Audit Report On The Department Of Buildings Elevator Inspections And Follow-Up Activities
AUDIT REPORT IN BRIEF
The New York City Department of Buildings (DOB) is responsible for promoting the safe and lawful use of more than 975,000 buildings and properties throughout the five boroughs and enforcing related provisions of the City’s Administrative Code, local laws, and Rules of the City of New York (City Rules) governing the construction, alteration, maintenance, use, occupancy, safety, mechanical equipment, and inspection of buildings or structures in the City.
The DOB Elevator Division’s mission is to ensure the operational safety, reliable service, and lawful use of elevators, escalators, amusement rides, and related devices throughout the City. It facilitates compliance and fosters safety awareness through outreach programs. This audit focused on the Elevator Division’s inspections and related follow-up activities on approximately 59,000 active and available-for-use passenger and freight elevators in approximately 20,000 buildings citywide under DOB jurisdiction.
Audit Findings and Conclusions
DOB’s enforcement and follow-up activities are not adequate to ensure the performance of mandated elevator safety inspections and tests and the correction of cited deficiencies. DOB did not ensure that all required periodic inspections were performed for the sampled elevators. We found that periodic inspections were lacking; nearly one-fifth of all sampled elevators were not inspected in 2009. We also found that DOB has a persistent backlog of elevators requiring a periodic inspection and did not adequately follow up on inspection attempts in which inspectors could not gain access to the property.

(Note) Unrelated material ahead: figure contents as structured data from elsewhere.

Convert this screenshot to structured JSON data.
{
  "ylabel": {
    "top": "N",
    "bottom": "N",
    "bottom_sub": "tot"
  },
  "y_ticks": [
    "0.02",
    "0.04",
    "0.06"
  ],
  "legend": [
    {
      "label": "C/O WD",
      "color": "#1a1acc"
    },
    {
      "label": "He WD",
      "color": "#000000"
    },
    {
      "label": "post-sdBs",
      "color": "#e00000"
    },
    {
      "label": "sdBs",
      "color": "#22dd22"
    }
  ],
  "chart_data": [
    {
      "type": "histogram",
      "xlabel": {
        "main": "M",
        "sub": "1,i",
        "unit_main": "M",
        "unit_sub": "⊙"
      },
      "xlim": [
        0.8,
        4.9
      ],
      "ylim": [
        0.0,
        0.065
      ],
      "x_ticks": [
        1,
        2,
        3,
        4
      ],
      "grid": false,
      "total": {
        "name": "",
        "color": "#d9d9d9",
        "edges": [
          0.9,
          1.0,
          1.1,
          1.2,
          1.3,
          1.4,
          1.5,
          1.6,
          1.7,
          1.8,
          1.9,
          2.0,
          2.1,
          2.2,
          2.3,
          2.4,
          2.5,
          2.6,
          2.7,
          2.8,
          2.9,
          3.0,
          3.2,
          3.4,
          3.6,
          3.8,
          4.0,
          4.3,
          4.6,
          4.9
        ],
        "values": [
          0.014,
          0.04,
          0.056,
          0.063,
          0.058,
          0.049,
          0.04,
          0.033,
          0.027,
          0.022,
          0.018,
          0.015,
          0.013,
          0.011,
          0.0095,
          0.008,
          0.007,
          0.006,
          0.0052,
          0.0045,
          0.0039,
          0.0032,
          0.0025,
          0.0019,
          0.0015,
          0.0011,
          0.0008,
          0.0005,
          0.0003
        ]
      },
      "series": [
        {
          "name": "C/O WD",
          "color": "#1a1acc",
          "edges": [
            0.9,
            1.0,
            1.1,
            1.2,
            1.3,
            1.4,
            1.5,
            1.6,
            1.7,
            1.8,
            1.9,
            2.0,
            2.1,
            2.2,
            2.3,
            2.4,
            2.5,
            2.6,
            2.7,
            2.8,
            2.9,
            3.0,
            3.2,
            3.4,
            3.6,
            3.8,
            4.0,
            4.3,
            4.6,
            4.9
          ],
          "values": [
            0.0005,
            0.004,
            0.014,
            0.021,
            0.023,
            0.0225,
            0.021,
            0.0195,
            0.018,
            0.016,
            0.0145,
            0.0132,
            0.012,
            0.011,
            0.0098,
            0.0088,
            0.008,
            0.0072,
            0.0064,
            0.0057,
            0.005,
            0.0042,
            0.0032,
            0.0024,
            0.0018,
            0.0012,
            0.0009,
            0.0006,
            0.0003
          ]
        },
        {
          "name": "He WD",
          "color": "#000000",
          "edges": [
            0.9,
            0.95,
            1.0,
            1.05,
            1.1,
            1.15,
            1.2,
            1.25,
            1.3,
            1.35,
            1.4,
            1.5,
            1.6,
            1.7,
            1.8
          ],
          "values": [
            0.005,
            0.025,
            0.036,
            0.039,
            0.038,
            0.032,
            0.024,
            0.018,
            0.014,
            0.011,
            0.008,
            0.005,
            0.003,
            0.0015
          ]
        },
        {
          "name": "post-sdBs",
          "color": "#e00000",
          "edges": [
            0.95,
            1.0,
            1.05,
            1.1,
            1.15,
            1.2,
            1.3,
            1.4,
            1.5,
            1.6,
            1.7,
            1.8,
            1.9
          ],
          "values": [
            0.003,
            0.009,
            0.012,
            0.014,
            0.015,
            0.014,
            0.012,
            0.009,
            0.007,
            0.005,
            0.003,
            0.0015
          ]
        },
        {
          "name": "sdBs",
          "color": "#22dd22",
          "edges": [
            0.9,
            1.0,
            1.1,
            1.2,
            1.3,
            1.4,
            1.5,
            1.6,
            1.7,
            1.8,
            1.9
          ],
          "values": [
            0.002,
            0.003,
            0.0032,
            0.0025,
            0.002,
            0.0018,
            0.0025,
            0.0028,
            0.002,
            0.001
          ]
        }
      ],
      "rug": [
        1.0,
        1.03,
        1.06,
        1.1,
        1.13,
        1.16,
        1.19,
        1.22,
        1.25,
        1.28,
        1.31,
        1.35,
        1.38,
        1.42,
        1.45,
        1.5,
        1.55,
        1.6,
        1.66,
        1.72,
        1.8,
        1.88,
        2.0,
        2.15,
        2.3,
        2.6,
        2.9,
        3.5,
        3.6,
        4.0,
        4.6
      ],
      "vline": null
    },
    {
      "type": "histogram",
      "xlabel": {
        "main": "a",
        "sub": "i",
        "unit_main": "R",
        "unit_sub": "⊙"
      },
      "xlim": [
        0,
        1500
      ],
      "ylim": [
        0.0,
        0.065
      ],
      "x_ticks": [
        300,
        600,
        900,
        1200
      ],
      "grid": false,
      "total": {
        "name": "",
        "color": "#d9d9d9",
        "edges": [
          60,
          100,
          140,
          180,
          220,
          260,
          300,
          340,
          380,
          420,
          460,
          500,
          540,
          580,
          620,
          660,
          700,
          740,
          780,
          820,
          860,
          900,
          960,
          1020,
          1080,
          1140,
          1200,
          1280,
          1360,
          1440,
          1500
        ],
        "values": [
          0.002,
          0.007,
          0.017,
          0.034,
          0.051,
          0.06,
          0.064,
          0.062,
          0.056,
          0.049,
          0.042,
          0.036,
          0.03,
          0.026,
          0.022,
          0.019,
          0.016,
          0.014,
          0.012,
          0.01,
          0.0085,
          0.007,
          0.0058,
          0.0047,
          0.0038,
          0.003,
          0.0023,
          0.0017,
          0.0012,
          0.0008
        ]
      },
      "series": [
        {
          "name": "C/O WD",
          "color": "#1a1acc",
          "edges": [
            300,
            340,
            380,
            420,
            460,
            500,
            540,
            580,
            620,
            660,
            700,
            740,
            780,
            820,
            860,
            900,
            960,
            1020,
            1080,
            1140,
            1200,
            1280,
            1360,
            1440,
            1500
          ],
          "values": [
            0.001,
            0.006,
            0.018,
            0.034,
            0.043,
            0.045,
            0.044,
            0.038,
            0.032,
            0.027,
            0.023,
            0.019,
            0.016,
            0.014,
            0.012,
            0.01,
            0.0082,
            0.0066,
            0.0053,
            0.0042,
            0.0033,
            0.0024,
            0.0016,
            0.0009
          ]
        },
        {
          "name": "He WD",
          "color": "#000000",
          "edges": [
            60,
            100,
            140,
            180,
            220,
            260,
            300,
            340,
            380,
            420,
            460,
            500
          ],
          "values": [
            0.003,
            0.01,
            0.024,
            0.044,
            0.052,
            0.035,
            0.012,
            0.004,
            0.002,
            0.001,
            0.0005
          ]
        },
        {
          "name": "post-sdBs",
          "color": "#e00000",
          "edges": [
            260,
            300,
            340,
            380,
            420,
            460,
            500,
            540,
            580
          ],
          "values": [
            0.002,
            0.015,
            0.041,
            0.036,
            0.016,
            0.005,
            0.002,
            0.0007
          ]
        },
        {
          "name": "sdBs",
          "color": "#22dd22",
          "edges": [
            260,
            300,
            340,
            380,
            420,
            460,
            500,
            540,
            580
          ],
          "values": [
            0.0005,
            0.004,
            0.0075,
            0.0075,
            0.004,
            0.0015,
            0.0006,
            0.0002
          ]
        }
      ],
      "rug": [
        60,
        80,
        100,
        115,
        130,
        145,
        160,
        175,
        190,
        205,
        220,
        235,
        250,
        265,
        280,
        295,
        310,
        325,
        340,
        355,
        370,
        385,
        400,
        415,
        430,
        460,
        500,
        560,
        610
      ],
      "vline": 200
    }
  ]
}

DOB’s enforcement and follow-up activities did not provide sufficient assurance that property owners carried out required Category 1 and Category 5 tests or corrected deficient conditions cited in a periodic inspection or Category 1 test. DOB’s procedures do not adequately address violations that were issued during periodic inspections (PVT violations). Further, its procedures to ensure the correction of deficient conditions do not clearly establish the time frame within which property owners must submit proof of the corrections to DOB. We also found that DOB needs to improve the timeliness of its reinspection of elevators issued cease-use orders.
We found that DOB’s response to complaints was generally satisfactory and that it met its response goals.
Audit Recommendations
The audit made nine recommendations, including that DOB should:
- Review and strengthen its procedures to ensure that periodic inspections of elevators are carried out promptly each year.

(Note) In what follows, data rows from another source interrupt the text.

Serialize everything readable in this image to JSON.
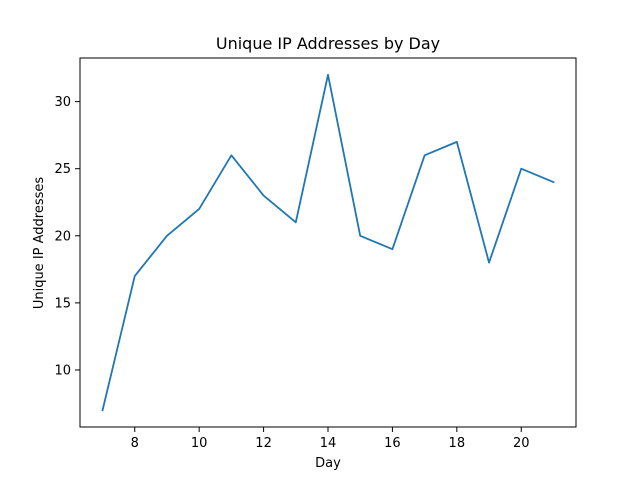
{
  "chart_data": {
    "type": "line",
    "title": "Unique IP Addresses by Day",
    "xlabel": "Day",
    "ylabel": "Unique IP Addresses",
    "x": [
      7,
      8,
      9,
      10,
      11,
      12,
      13,
      14,
      15,
      16,
      17,
      18,
      19,
      20,
      21
    ],
    "series": [
      {
        "values": [
          7,
          17,
          20,
          22,
          26,
          23,
          21,
          32,
          20,
          19,
          26,
          27,
          18,
          25,
          24
        ],
        "color": "#1f77b4"
      }
    ],
    "xlim": [
      6.3,
      21.7
    ],
    "ylim": [
      5.75,
      33.25
    ],
    "xticks": [
      8,
      10,
      12,
      14,
      16,
      18,
      20
    ],
    "yticks": [
      10,
      15,
      20,
      25,
      30
    ],
    "grid": false,
    "legend": "none"
  }
}
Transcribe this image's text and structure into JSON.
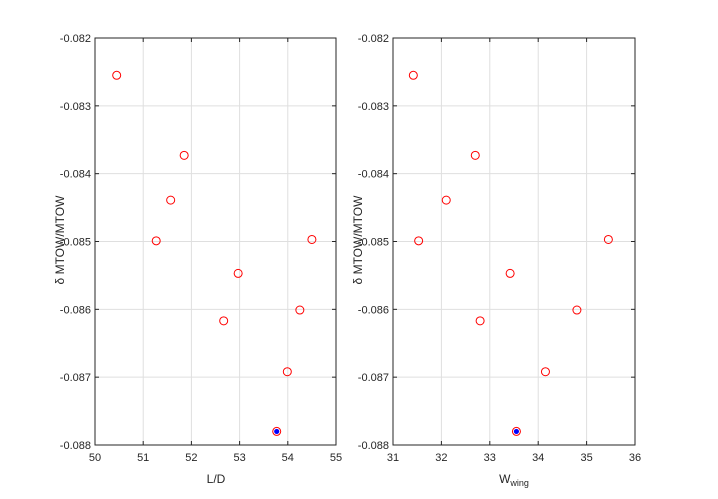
{
  "chart_data": [
    {
      "type": "scatter",
      "xlabel": "L/D",
      "xlabel_sub": "",
      "ylabel": "δ MTOW/MTOW",
      "xlim": [
        50,
        55
      ],
      "ylim": [
        -0.088,
        -0.082
      ],
      "xticks": [
        "50",
        "51",
        "52",
        "53",
        "54",
        "55"
      ],
      "yticks": [
        "-0.082",
        "-0.083",
        "-0.084",
        "-0.085",
        "-0.086",
        "-0.087",
        "-0.088"
      ],
      "grid": true,
      "points": [
        {
          "x": 50.45,
          "y": -0.08255
        },
        {
          "x": 51.85,
          "y": -0.08373
        },
        {
          "x": 51.57,
          "y": -0.08439
        },
        {
          "x": 51.27,
          "y": -0.08499
        },
        {
          "x": 54.5,
          "y": -0.08497
        },
        {
          "x": 52.97,
          "y": -0.08547
        },
        {
          "x": 54.25,
          "y": -0.08601
        },
        {
          "x": 52.67,
          "y": -0.08617
        },
        {
          "x": 53.99,
          "y": -0.08692
        },
        {
          "x": 53.77,
          "y": -0.0878
        }
      ],
      "highlight": {
        "x": 53.77,
        "y": -0.0878
      }
    },
    {
      "type": "scatter",
      "xlabel": "W",
      "xlabel_sub": "wing",
      "ylabel": "δ MTOW/MTOW",
      "xlim": [
        31,
        36
      ],
      "ylim": [
        -0.088,
        -0.082
      ],
      "xticks": [
        "31",
        "32",
        "33",
        "34",
        "35",
        "36"
      ],
      "yticks": [
        "-0.082",
        "-0.083",
        "-0.084",
        "-0.085",
        "-0.086",
        "-0.087",
        "-0.088"
      ],
      "grid": true,
      "points": [
        {
          "x": 31.42,
          "y": -0.08255
        },
        {
          "x": 32.7,
          "y": -0.08373
        },
        {
          "x": 32.1,
          "y": -0.08439
        },
        {
          "x": 31.53,
          "y": -0.08499
        },
        {
          "x": 35.45,
          "y": -0.08497
        },
        {
          "x": 33.42,
          "y": -0.08547
        },
        {
          "x": 34.8,
          "y": -0.08601
        },
        {
          "x": 32.8,
          "y": -0.08617
        },
        {
          "x": 34.15,
          "y": -0.08692
        },
        {
          "x": 33.55,
          "y": -0.0878
        }
      ],
      "highlight": {
        "x": 33.55,
        "y": -0.0878
      }
    }
  ],
  "colors": {
    "marker": "#ff0000",
    "highlight": "#0000ff"
  }
}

- Establish benchmarks to identify inspection backlogs as they occur and design procedures to address them promptly to prevent the backlog from growing too large.
- Develop reports, procedures, and processes to flag and identify elevators that receive two non-access inspection attempts by contract inspectors, and dispatch a DOB inspector to follow up in accordance with procedure. If a property remains inaccessible, DOB should design and apply stronger enforcement actions to encourage the property owner’s compliance.
- Implement and consistently enforce appropriate procedures and follow-up activities to encourage building owners to comply with Category 1 and Category 5 test requirements. These procedures should explicitly establish the actions to be taken when property owners fail to take prompt and appropriate action to correct defects cited in an unsatisfactory Category 1 test.
- Establish procedures to improve its follow-up of open PVT violations.
- Ensure that all inspections required to lift a cease-use order are expedited and carried out promptly.
DOB generally agreed with seven of the audit’s nine recommendations and did not address the remaining two.